Con la crisi da Covid può chiudere un’azienda familiare su quattro
A dirlo sono i calcoli del XII Osservatorio AUB. La crisi innescata nel 2020 dalla pandemia ha un impatto doppio sul Pil italiano rispetto a quella iniziata nel 2008-2009, che pure aveva costretto il 17,5% delle aziende familiari italiane a entrare in procedure concorsuali o liquidatorie nel decennio successivo. Ne deriva che il 25-30% delle aziende familiari è così a rischio, nonostante si siano affacciate al 2020 in una situazione patrimoniale, reddituale e finanziaria migliore rispetto a quella del 2009.
L’Osservatorio AUB, promosso da AIDAF – Italian Family Business, Cattedra AIDAF-EY della Bocconi, UniCredit e Cordusio, con il supporto di Borsa Italiana, Fondazione Angelini e Camera di Commercio di Milano Monza Brianza Lodi, monitora tutte le aziende familiari italiane che hanno superato la soglia di fatturato di 20 milioni di euro: 17.984 aziende, di cui 11.808 a controllo familiare (pari al 65,6%).

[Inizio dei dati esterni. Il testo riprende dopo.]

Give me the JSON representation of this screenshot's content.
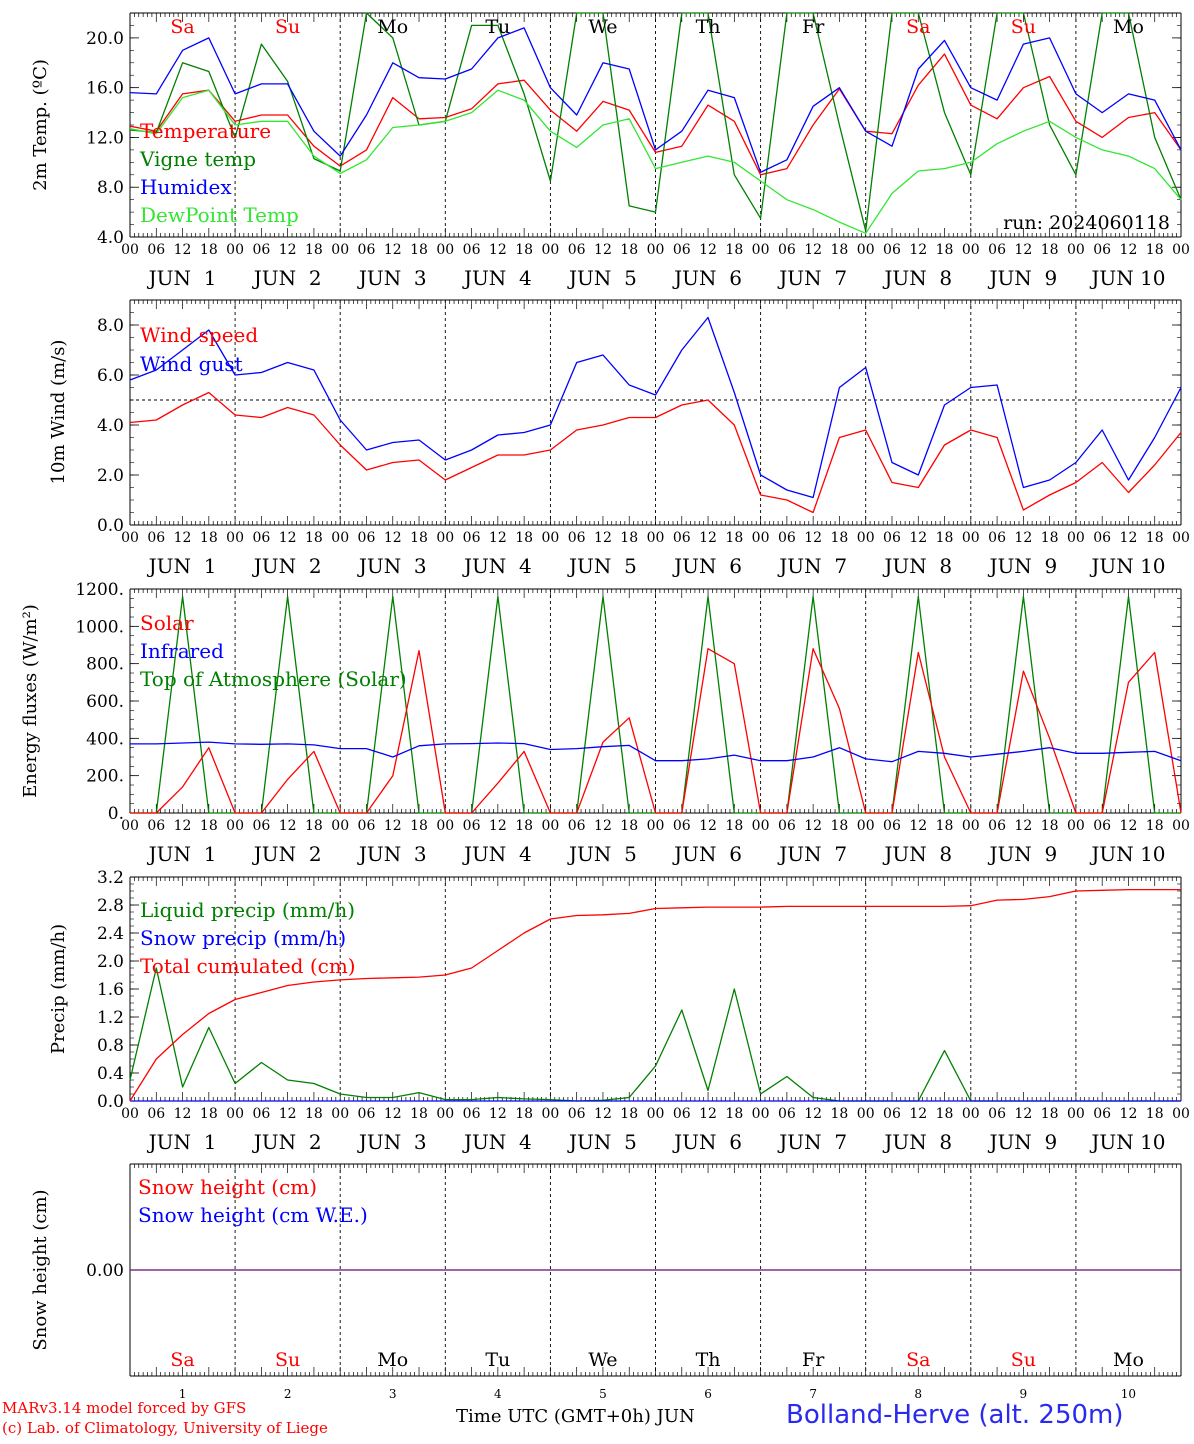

L’analisi mostra che, rispetto all’inizio del 2009, la quota di aziende familiari con una struttura patrimoniale o reddituale davvero compromessa (equity o EBITDA negativi) era scesa all’inizio del 2020 dal 4,3% al 3,4% e quella di aziende con indicatori di solidità critici era scesa di dieci punti (dal 38,8% al 29,9%), mentre le aziende che disponevano di una liquidità superiore all’indebitamento erano salite dal 17,7% al 29,5%. Tuttavia, il 33% delle aziende mostrava una struttura inadeguata ad affrontare la crisi pandemica.
Infine, pur partendo da un livello decisamente più basso (25% contro il 43% del campione totale, che comprende familiari e non familiari), le aziende familiari hanno quasi raggiunto le altre nell’utilizzo dello smart working (85% vs. 93% del campione totale) durante il 2020. Nel 77% dei casi, inoltre, le aziende familiari si erano attivate per dare supporto ai dipendenti, soprattutto dal punto di vista della sicurezza (protocolli e fornitura di dispositivi di protezione individuale). Ne derivavano, per il primo semestre, una riduzione dei ricavi più contenuta (10,1% vs, 11,9% delle non familiari), un aumento dell’occupazione (+3,4%) da confrontarsi con un calo nelle non familiari (-1,4%) e una performance di borsa migliore del 22,3%.